Un terremoto così profondo ha il “vantaggio” di distribuire l’energia su una superficie molto ampia, riducendo l’intensità del picco distruttivo proprio sopra l’epicentro, ma al contempo spaventando una porzione molto più vasta di territorio. È per questo che la scossa è stata avvertita nitidamente a centinaia di chilometri di distanza, fino alle coste pugliesi. La storia sismica della Calabria meridionale e della Sicilia orientale, segnata da eventi tragici come quelli del 1783 o del 1908, ci ricorda che questa regione è in costante evoluzione e che la comprensione di queste dinamiche profonde è essenziale per la sicurezza dei cittadini.

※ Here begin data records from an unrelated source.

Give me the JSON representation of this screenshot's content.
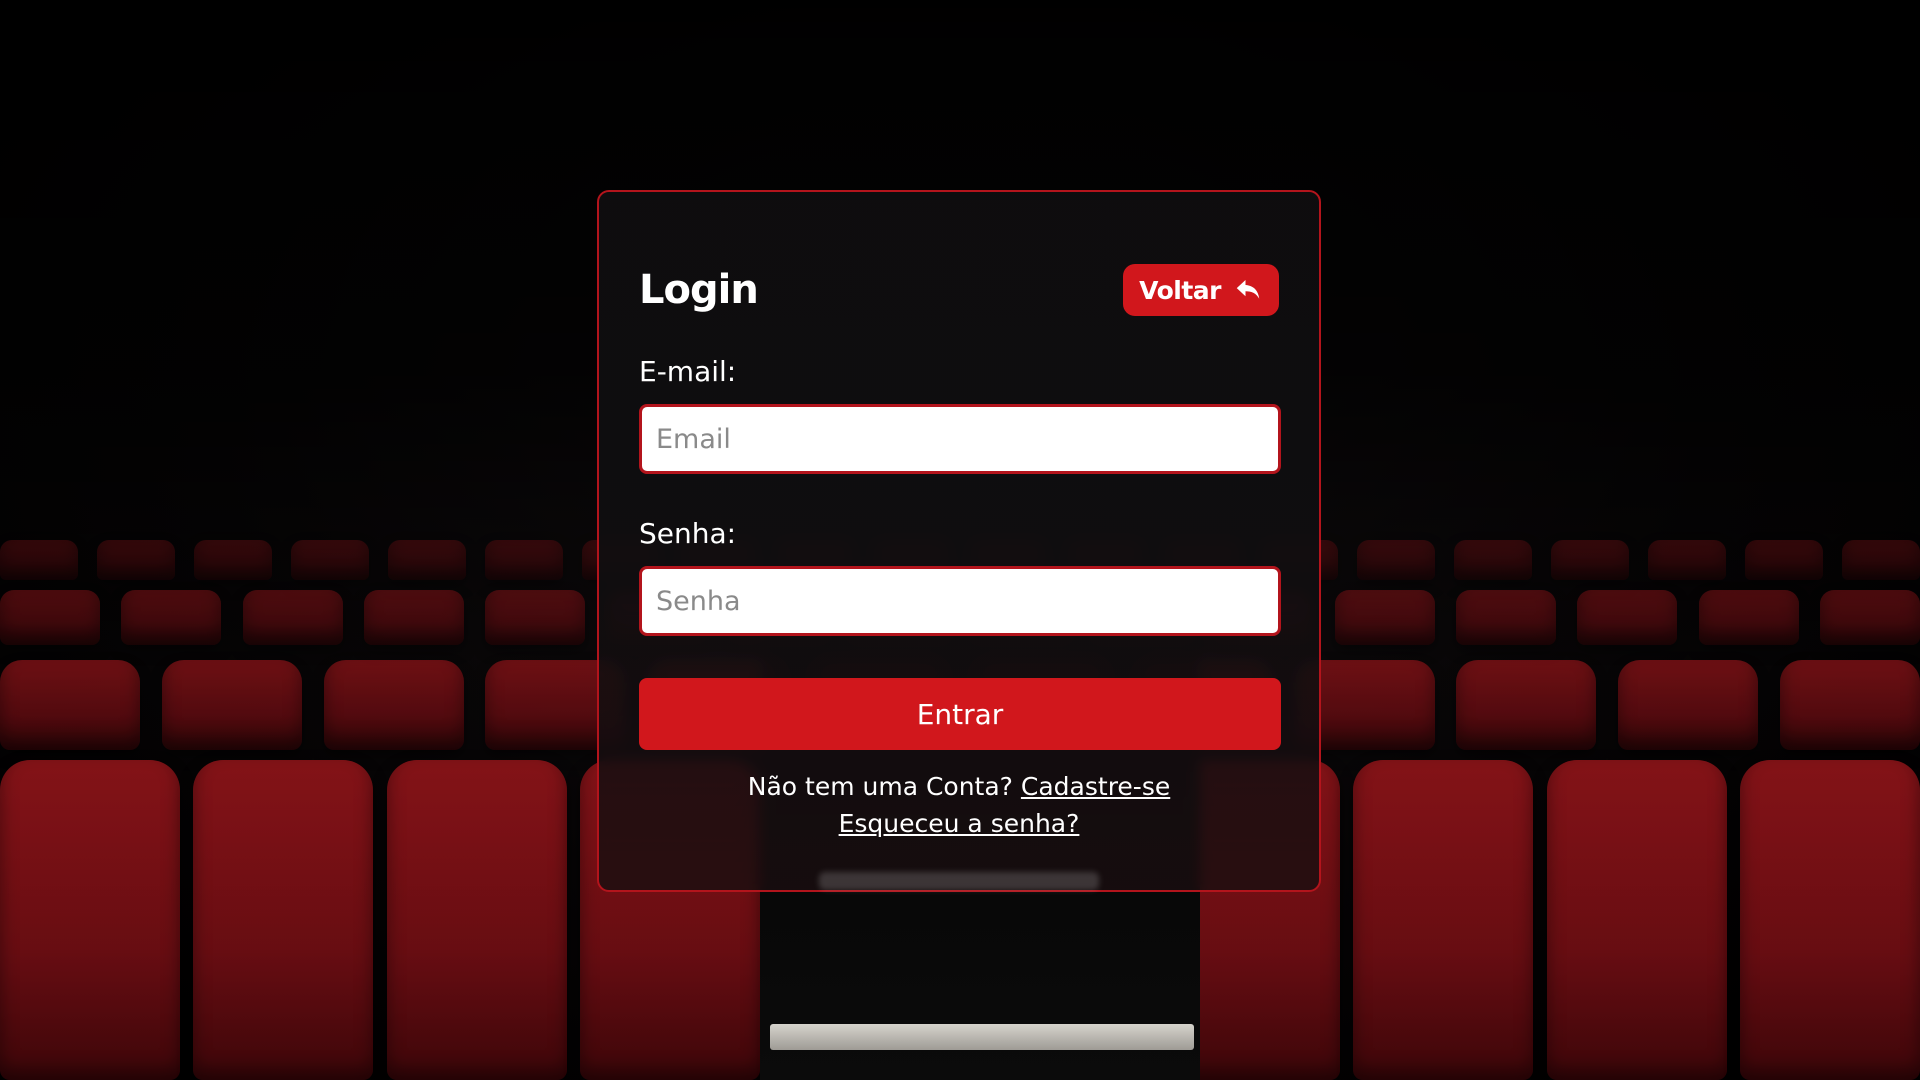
{
  "page": {
    "background_theme": "cinema seats"
  },
  "login": {
    "title": "Login",
    "back_button_label": "Voltar",
    "back_icon": "undo-arrow-icon",
    "email_label": "E-mail:",
    "email_placeholder": "Email",
    "email_value": "",
    "password_label": "Senha:",
    "password_placeholder": "Senha",
    "password_value": "",
    "submit_label": "Entrar",
    "signup_prompt": "Não tem uma Conta?",
    "signup_link": "Cadastre-se",
    "forgot_link": "Esqueceu a senha?"
  },
  "colors": {
    "accent": "#d1171c",
    "border": "#b3141c",
    "card_background": "#0e0d0f",
    "text": "#ffffff"
  }
}
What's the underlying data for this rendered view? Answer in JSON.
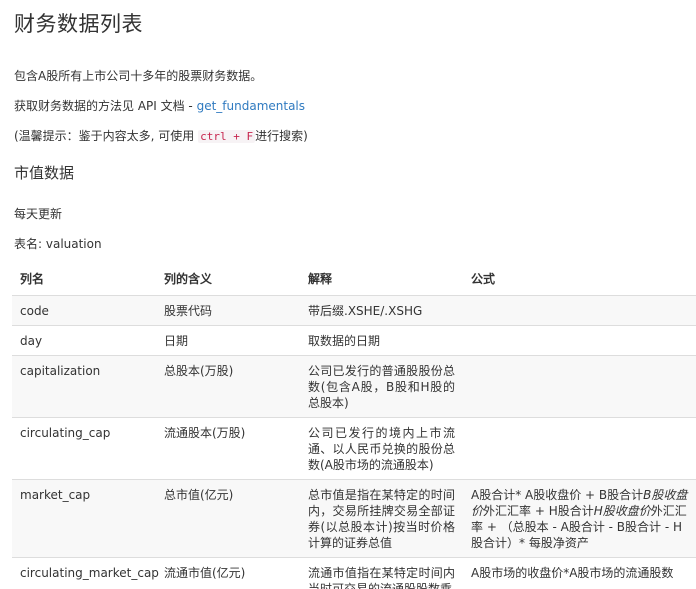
{
  "page": {
    "title": "财务数据列表",
    "intro": "包含A股所有上市公司十多年的股票财务数据。",
    "api_prefix": "获取财务数据的方法见 API 文档 - ",
    "api_link": "get_fundamentals",
    "tip_prefix": "(温馨提示：鉴于内容太多, 可使用 ",
    "tip_code": "ctrl + F",
    "tip_suffix": "进行搜索)"
  },
  "section": {
    "heading": "市值数据",
    "update": "每天更新",
    "table_name": "表名: valuation"
  },
  "table": {
    "headers": [
      "列名",
      "列的含义",
      "解释",
      "公式"
    ],
    "rows": [
      {
        "col": "code",
        "meaning": "股票代码",
        "desc": "带后缀.XSHE/.XSHG",
        "formula": ""
      },
      {
        "col": "day",
        "meaning": "日期",
        "desc": "取数据的日期",
        "formula": ""
      },
      {
        "col": "capitalization",
        "meaning": "总股本(万股)",
        "desc": "公司已发行的普通股股份总数(包含A股，B股和H股的总股本)",
        "formula": ""
      },
      {
        "col": "circulating_cap",
        "meaning": "流通股本(万股)",
        "desc": "公司已发行的境内上市流通、以人民币兑换的股份总数(A股市场的流通股本)",
        "formula": ""
      },
      {
        "col": "market_cap",
        "meaning": "总市值(亿元)",
        "desc": "总市值是指在某特定的时间内，交易所挂牌交易全部证券(以总股本计)按当时价格计算的证券总值",
        "formula_parts": [
          "A股合计* A股收盘价 + B股合计",
          "B股收盘价",
          "外汇汇率 + H股合计",
          "H股收盘价",
          "外汇汇率 + （总股本 - A股合计 - B股合计 - H股合计）* 每股净资产"
        ]
      },
      {
        "col": "circulating_market_cap",
        "meaning": "流通市值(亿元)",
        "desc": "流通市值指在某特定时间内当时可交易的流通股股数乘",
        "formula": "A股市场的收盘价*A股市场的流通股数"
      }
    ]
  }
}
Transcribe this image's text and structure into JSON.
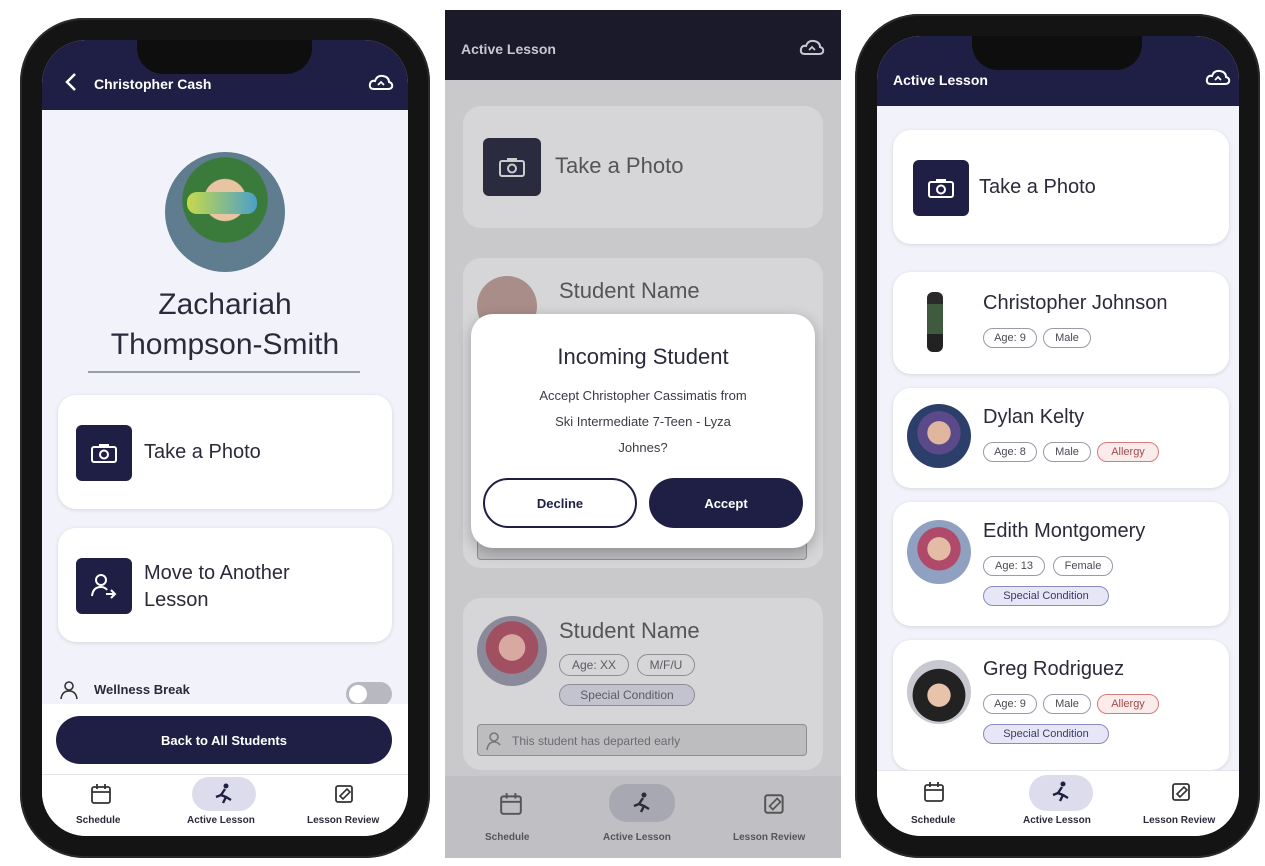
{
  "left_phone": {
    "header_title": "Christopher Cash",
    "student_name_line1": "Zachariah",
    "student_name_line2": "Thompson-Smith",
    "take_photo_label": "Take a Photo",
    "move_label_line1": "Move to Another",
    "move_label_line2": "Lesson",
    "wellness_label": "Wellness Break",
    "back_button_label": "Back to All Students",
    "nav": {
      "schedule": "Schedule",
      "active": "Active Lesson",
      "review": "Lesson Review"
    }
  },
  "middle_phone": {
    "header_title": "Active Lesson",
    "take_photo_label": "Take a Photo",
    "student_card_1": {
      "name": "Student Name"
    },
    "student_card_2": {
      "name": "Student Name",
      "tag_age": "Age: XX",
      "tag_gender": "M/F/U",
      "tag_special": "Special Condition",
      "departed_text": "This student has departed early"
    },
    "modal": {
      "title": "Incoming Student",
      "message_line1": "Accept Christopher Cassimatis from",
      "message_line2": "Ski Intermediate 7-Teen - Lyza",
      "message_line3": "Johnes?",
      "decline": "Decline",
      "accept": "Accept"
    },
    "nav": {
      "schedule": "Schedule",
      "active": "Active Lesson",
      "review": "Lesson Review"
    }
  },
  "right_phone": {
    "header_title": "Active Lesson",
    "take_photo_label": "Take a Photo",
    "students": [
      {
        "name": "Christopher Johnson",
        "age": "Age: 9",
        "gender": "Male"
      },
      {
        "name": "Dylan Kelty",
        "age": "Age: 8",
        "gender": "Male",
        "allergy": "Allergy"
      },
      {
        "name": "Edith Montgomery",
        "age": "Age: 13",
        "gender": "Female",
        "special": "Special Condition"
      },
      {
        "name": "Greg Rodriguez",
        "age": "Age: 9",
        "gender": "Male",
        "allergy": "Allergy",
        "special": "Special Condition"
      }
    ],
    "nav": {
      "schedule": "Schedule",
      "active": "Active Lesson",
      "review": "Lesson Review"
    }
  },
  "colors": {
    "navy": "#1f1f45",
    "accent_allergy": "#d77a7a",
    "accent_special": "#8a8ac0"
  }
}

Consapevolezza e prevenzione in un territorio vivo

L’evento di Capo Spartivento riporta l’attenzione sulla necessità di una cultura della prevenzione che non si limiti alla gestione dell’emergenza. Sebbene la scienza non possa ancora prevedere con esattezza il momento di una scossa, il monitoraggio costante dell’INGV permette di mappare con estrema precisione le zone dove le tensioni si accumulano maggiormente. In un’area dove la tettonica delle placche agisce instancabilmente sotto i nostri piedi, l’adeguamento antisismico degli edifici e la conoscenza dei piani di protezione civile rimangono gli strumenti più efficaci per convivere con un territorio geologicamente giovane e inquieto.